The ghost of Stuart McLean describes Canada’s summer of 2017

For optimal effect, please read aloud in front of an enthusiastic live audience of your choosing.

It’s a beautiful morning. The kind of morning that makes you want to leap out of bed, put on an old record and wake the children so they can watch you shimmy.

It’s the kind of morning that makes you think of your childhood growing up in Cape Breton, and the only plaything you had was an orange. It was the orange that you had found months earlier in the toe of your Christmas stocking. You knew in your heart that it was your mother who had put it there. But to keep the spirit of Christmas alive… to keep the spirit alive in HER heart… you never let on. It was your secret. Just like it was a secret that you called the shrivelled orange “Cedric.” Cedric: your only true friend. Because there weren’t a lot of other children growing up in Cape Breton, and you, well, you were a bit of a weirdo.

It’s the kind of morning where you can’t believe that summer is halfway over. You feel… wistful. Happy. A little hungry. You want to get out there and seize the day. Like the way you seized the sausage links from the dog’s mouth that time the new neighbours came over for a barbecue and everyone ended up coated with relish. You could never look at your neighbours the same after that. Or relish.

You gaze across your garden, and you see the leaves of the tomato plants turned up to the sun like the faces of pre-schoolers singing their hearts out at an Oddfellows Lodge Pancake Bake. And you think to yourself, “Oh boy.” That’s all: “Oh boy.” But in that “Oh boy” is a promise. A promise that you will appreciate these moments when everything is magnified with good feeling.

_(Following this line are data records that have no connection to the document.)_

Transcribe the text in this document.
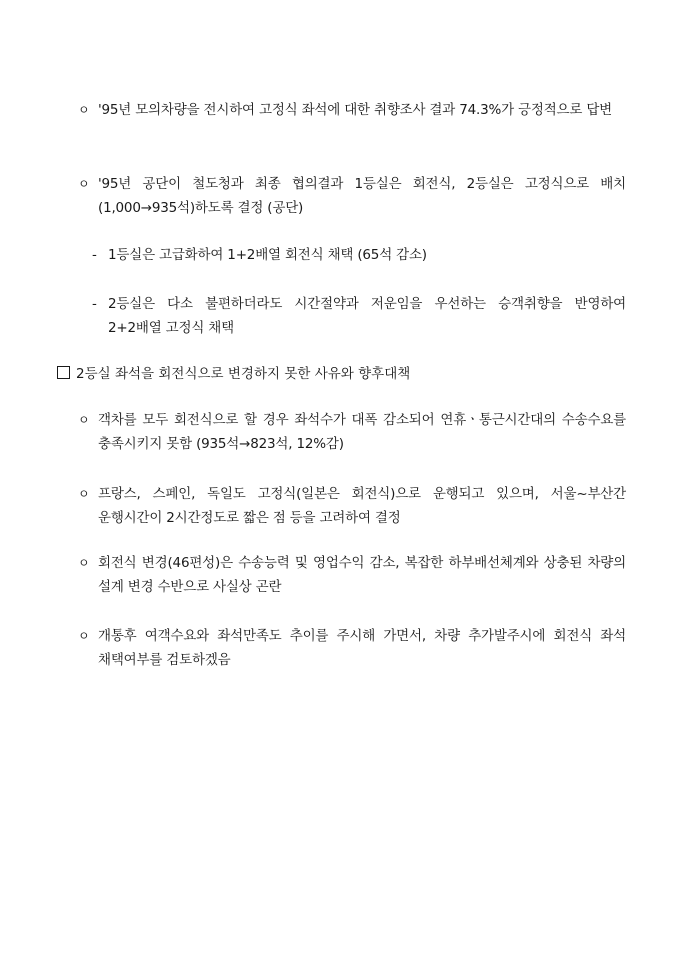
ㅇ '95년 모의차량을 전시하여 고정식 좌석에 대한 취향조사 결과 74.3%가 긍정적으로 답변
ㅇ '95년 공단이 철도청과 최종 협의결과 1등실은 회전식, 2등실은 고정식으로 배치(1,000→935석)하도록 결정 (공단)
- 1등실은 고급화하여 1+2배열 회전식 채택 (65석 감소)
- 2등실은 다소 불편하더라도 시간절약과 저운임을 우선하는 승객취향을 반영하여 2+2배열 고정식 채택
2등실 좌석을 회전식으로 변경하지 못한 사유와 향후대책
ㅇ 객차를 모두 회전식으로 할 경우 좌석수가 대폭 감소되어 연휴ㆍ통근시간대의 수송수요를 충족시키지 못함 (935석→823석, 12%감)
ㅇ 프랑스, 스페인, 독일도 고정식(일본은 회전식)으로 운행되고 있으며, 서울~부산간 운행시간이 2시간정도로 짧은 점 등을 고려하여 결정
ㅇ 회전식 변경(46편성)은 수송능력 및 영업수익 감소, 복잡한 하부배선체계와 상충된 차량의 설계 변경 수반으로 사실상 곤란
ㅇ 개통후 여객수요와 좌석만족도 추이를 주시해 가면서, 차량 추가발주시에 회전식 좌석 채택여부를 검토하겠음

A promise to, yes, maybe eat those tomatoes instead of letting them over-ripen when you go on vacation.

It’s a promise to get in touch with your friend Dave, until you remember all the stories Dave posts on Facebook, the calamities and the mishaps. Stories you’re pretty certain are embellished. Either that or Dave is suffering some kind of arrested adolescence, some narcissistic need to be at the centre of chaos. Not to mention the fact that he’s still running some hole-in-the-wall record store but never actually seems to be at work. You think to yourself: Dave’s not contributing much to the economy and, come to think of it, you and Dave don’t have a lot in common anymore.

But most of all, it’s a promise to not go on Twitter this morning. Because you know there’s a man out there. And he’s going to ruin your day, and maybe your entire summer.

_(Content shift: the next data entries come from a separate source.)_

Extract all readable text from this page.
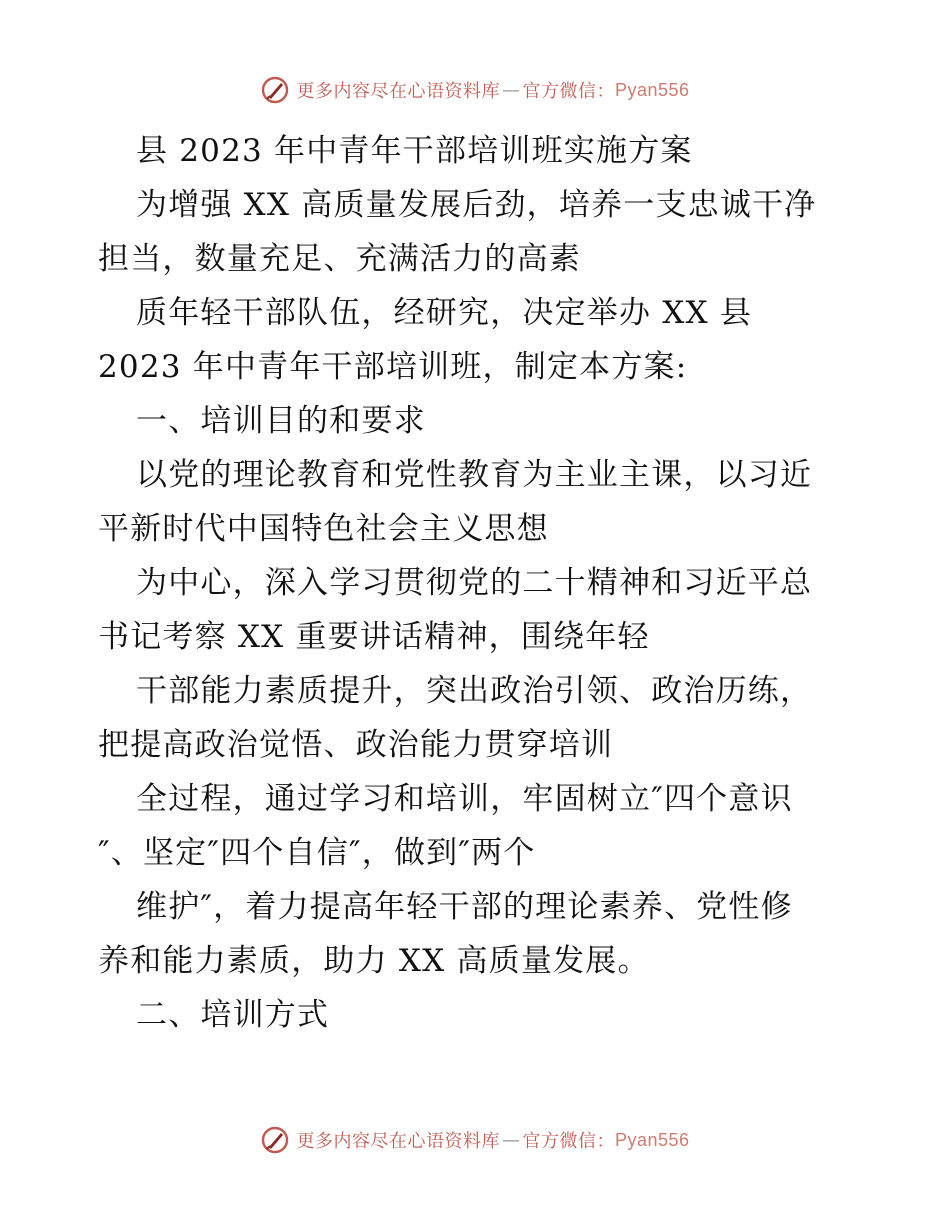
更多内容尽在心语资料库 — 官方微信： Pyan556
县 2023 年中青年干部培训班实施方案
为增强 XX 高质量发展后劲，培养一支忠诚干净
担当，数量充足、充满活力的高素
质年轻干部队伍，经研究，决定举办 XX 县
2023 年中青年干部培训班，制定本方案:
一、培训目的和要求
以党的理论教育和党性教育为主业主课，以习近
平新时代中国特色社会主义思想
为中心，深入学习贯彻党的二十精神和习近平总
书记考察 XX 重要讲话精神，围绕年轻
干部能力素质提升，突出政治引领、政治历练，
把提高政治觉悟、政治能力贯穿培训
全过程，通过学习和培训，牢固树立″四个意识
″、坚定″四个自信″，做到″两个
维护″，着力提高年轻干部的理论素养、党性修
养和能力素质，助力 XX 高质量发展。
二、培训方式
更多内容尽在心语资料库 — 官方微信： Pyan556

This man doesn’t even live in your country. He has no idea about the cod-shucking harbour men of Kiddlesack, Newfoundland, or the way Highway 62 through Myrtle Grove, Ontario smells like freshly sprayed Lemon Pledge. He’s never heard a thing about how the Ladies Auxiliary at Kenora’s Gordon Lightfoot Shrapnel Appreciation Centre posed nude for a calendar with endearingly hilarious results. And you can bet your bottom dollar he’s never come close to cooking a turkey.

And yet this man is sucking the life out of your summer.

This man is not even your leader. But simply knowing he’s out there – crass, lying, bigoted and boorish – it makes you feel worse about your fellow human beings than the time you left the car unlocked at the doughnut shop and someone swiped your brand new CD by the Be Good Tanyas.

You want to… stand up and cheer this great country of ours. 150 years old. What an accomplishment. Canada. If anything deserves celebrating, it’s Canada. But you find you can’t do it. Not really. Because this guy has shown that patriotism can be ugly and mean, like the time your Aunt Clara accidently got drunk on dandelion wine at the Methodist roller derby. It’s like someone promised you an apple pie but ran out of apples so they slipped slices of potato in there instead. Which sounds like something Dave would do.

And so you stand there in the morning light a bit longer, like a forlorn moose waiting at the town’s only traffic light. Because for a little while at least, you want to live in a summer world where folks still hold the door for each other, where communities get together for potluck sewing bees, where beloved public broadcasters keep telling stories, and where no one’s a big, fat jerk.

In the end, you pick up the phone. You give Dave a call. Unfortunately, Dave has dropped his phone into the cotton candy maker at the county fair. Shenanigans ensue.

I’m the ghost of Stuart McLean. So long for now.

*To my U.S. readers, I’m sorry this probably makes no sense to you. To my Canadian readers, I’m just plain sorry.